Selon lui, cela « prend tout son sens en France en particulier », car le pays dispose d’EDF, le géant français de l’électricité détenu par l’État, ainsi que de l’énergie nucléaire et des énergies renouvelables.

« Quand j’observe le travail réalisé pour décider de l’implantation des centres de données et les contrats passés avec eux, la question de la durabilité et de l’empreinte carbone – ou de son absence – pèse énormément dans le processus », a souligné Ives.

Présentation de Foxconn à VivaTech 2026.
Présentation de Foxconn à VivaTech 2026. Courtesy of Foxconn at VivaTech 2026, all rights reserved.

Cette planification est de plus en plus façonnée par les propres engagements environnementaux de Nvidia. L’entreprise alimente l’ensemble de ses bureaux et de ses centres de données dans le monde en électricité renouvelable.

Sa nouvelle architecture de puces Blackwell permet aussi de réduire jusqu’à 25 fois la consommation d’énergie pour les tâches d’IA par rapport à la génération précédente.

Autre atout de la France : ses champions de l’IA, dont Mistral AI, AMI, H Company, mais aussi des éditeurs de logiciels et des constructeurs, dans le sillage d’une longue tradition de formation de talents au sein de ses universités, a-t-il ajouté.

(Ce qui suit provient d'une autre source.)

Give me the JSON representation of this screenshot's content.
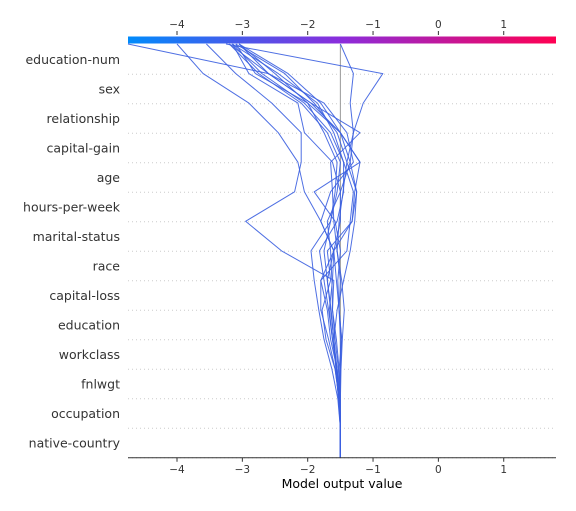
{
  "chart_data": {
    "type": "line",
    "subtype": "shap-decision-plot",
    "xlabel": "Model output value",
    "xlim": [
      -4.75,
      1.8
    ],
    "xticks": [
      -4,
      -3,
      -2,
      -1,
      0,
      1
    ],
    "base_value": -1.5,
    "features": [
      "education-num",
      "sex",
      "relationship",
      "capital-gain",
      "age",
      "hours-per-week",
      "marital-status",
      "race",
      "capital-loss",
      "education",
      "workclass",
      "fnlwgt",
      "occupation",
      "native-country"
    ],
    "colorbar": {
      "colors": [
        "#008bfb",
        "#8b2cdb",
        "#ff0052"
      ],
      "range": [
        -4.75,
        1.8
      ]
    },
    "line_color": "#3b5fe0",
    "grid": "dotted horizontal per feature",
    "series": [
      {
        "values": [
          -1.5,
          -1.5,
          -1.5,
          -1.52,
          -1.48,
          -1.52,
          -1.5,
          -1.55,
          -1.52,
          -1.46,
          -1.4,
          -1.3,
          -1.35,
          -1.3,
          -1.5
        ]
      },
      {
        "values": [
          -1.5,
          -1.5,
          -1.5,
          -1.49,
          -1.47,
          -1.44,
          -1.48,
          -1.55,
          -1.6,
          -1.62,
          -1.65,
          -1.2,
          -1.95,
          -2.6,
          -4.75
        ]
      },
      {
        "values": [
          -1.5,
          -1.5,
          -1.51,
          -1.5,
          -1.5,
          -1.52,
          -1.54,
          -1.5,
          -1.58,
          -1.9,
          -1.2,
          -1.5,
          -1.8,
          -2.3,
          -3.05
        ]
      },
      {
        "values": [
          -1.5,
          -1.5,
          -1.53,
          -1.56,
          -1.6,
          -1.65,
          -1.7,
          -1.6,
          -1.32,
          -1.28,
          -1.2,
          -1.5,
          -2.0,
          -2.5,
          -3.05
        ]
      },
      {
        "values": [
          -1.5,
          -1.5,
          -1.51,
          -1.55,
          -1.6,
          -1.55,
          -1.45,
          -1.35,
          -1.28,
          -1.25,
          -1.35,
          -1.5,
          -1.95,
          -2.6,
          -3.05
        ]
      },
      {
        "values": [
          -1.5,
          -1.5,
          -1.52,
          -1.58,
          -1.72,
          -1.78,
          -1.65,
          -1.7,
          -1.32,
          -1.25,
          -1.4,
          -1.55,
          -1.9,
          -2.35,
          -3.1
        ]
      },
      {
        "values": [
          -1.5,
          -1.5,
          -1.52,
          -1.55,
          -1.65,
          -1.7,
          -1.8,
          -1.4,
          -1.35,
          -1.3,
          -1.45,
          -1.65,
          -2.05,
          -2.7,
          -3.15
        ]
      },
      {
        "values": [
          -1.5,
          -1.5,
          -1.51,
          -1.5,
          -1.48,
          -1.52,
          -1.56,
          -1.6,
          -1.8,
          -1.65,
          -1.3,
          -1.4,
          -1.75,
          -2.6,
          -3.2
        ]
      },
      {
        "values": [
          -1.5,
          -1.5,
          -1.54,
          -1.63,
          -1.75,
          -1.83,
          -1.9,
          -1.95,
          -1.65,
          -1.55,
          -1.5,
          -1.7,
          -2.1,
          -2.75,
          -3.2
        ]
      },
      {
        "values": [
          -1.5,
          -1.5,
          -1.52,
          -1.58,
          -1.68,
          -1.8,
          -1.8,
          -1.6,
          -1.5,
          -1.5,
          -1.62,
          -2.05,
          -2.15,
          -2.9,
          -3.15
        ]
      },
      {
        "values": [
          -1.5,
          -1.5,
          -1.52,
          -1.56,
          -1.62,
          -1.68,
          -1.75,
          -1.82,
          -1.55,
          -1.45,
          -1.45,
          -1.6,
          -1.85,
          -2.45,
          -3.15
        ]
      },
      {
        "values": [
          -1.5,
          -1.5,
          -1.51,
          -1.52,
          -1.56,
          -1.62,
          -1.6,
          -2.4,
          -2.95,
          -2.2,
          -2.1,
          -2.1,
          -2.55,
          -3.1,
          -3.55
        ]
      },
      {
        "values": [
          -1.5,
          -1.5,
          -1.51,
          -1.55,
          -1.62,
          -1.67,
          -1.62,
          -1.6,
          -1.8,
          -2.05,
          -2.15,
          -2.45,
          -2.9,
          -3.6,
          -4.0
        ]
      },
      {
        "values": [
          -1.5,
          -1.5,
          -1.53,
          -1.57,
          -1.6,
          -1.64,
          -1.7,
          -1.75,
          -1.65,
          -1.58,
          -1.55,
          -1.75,
          -2.0,
          -2.8,
          -3.1
        ]
      },
      {
        "values": [
          -1.5,
          -1.5,
          -1.51,
          -1.53,
          -1.58,
          -1.62,
          -1.63,
          -1.65,
          -1.7,
          -1.5,
          -1.35,
          -1.3,
          -1.15,
          -0.85,
          -3.25
        ]
      }
    ]
  }
}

« Ces concepteurs de modèles en Europe ont un rôle immense à jouer et je suis heureux de dire que je connais les fondateurs de Mistral depuis l’époque où ils n’étaient encore que trois dans un café, même avant la création de Mistral, et que nous avons travaillé avec eux tout au long du chemin », a raconté Ives.

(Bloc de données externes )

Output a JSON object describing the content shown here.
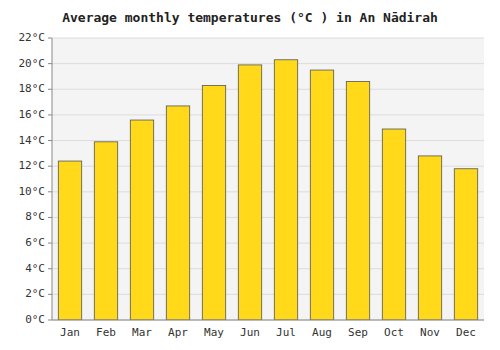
{
  "chart_data": {
    "type": "bar",
    "title": "Average monthly temperatures (°C ) in An Nādirah",
    "categories": [
      "Jan",
      "Feb",
      "Mar",
      "Apr",
      "May",
      "Jun",
      "Jul",
      "Aug",
      "Sep",
      "Oct",
      "Nov",
      "Dec"
    ],
    "values": [
      12.4,
      13.9,
      15.6,
      16.7,
      18.3,
      19.9,
      20.3,
      19.5,
      18.6,
      14.9,
      12.8,
      11.8
    ],
    "color": "#FFD91A",
    "ylim": [
      0,
      22
    ],
    "yticks": [
      {
        "value": 0,
        "label": "0°C"
      },
      {
        "value": 2,
        "label": "2°C"
      },
      {
        "value": 4,
        "label": "4°C"
      },
      {
        "value": 6,
        "label": "6°C"
      },
      {
        "value": 8,
        "label": "8°C"
      },
      {
        "value": 10,
        "label": "10°C"
      },
      {
        "value": 12,
        "label": "12°C"
      },
      {
        "value": 14,
        "label": "14°C"
      },
      {
        "value": 16,
        "label": "16°C"
      },
      {
        "value": 18,
        "label": "18°C"
      },
      {
        "value": 20,
        "label": "20°C"
      },
      {
        "value": 22,
        "label": "22°C"
      }
    ],
    "grid": true
  }
}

Ces entreprises d’open source et d’open science, qui permettent à des organisations ou des développeurs n’ayant pas les moyens de payer des offres fermées comme celles d’OpenAI d’accéder à l’IA, contribuent à instaurer des conditions de concurrence plus équitables.

« Nous avons collaboré, soutenu et investi dans ces initiatives dès le début, car nous pensons que l’open source et l’open science, qui sont au cœur de leur travail, sont essentiels pour offrir ce choix », a-t-il conclu.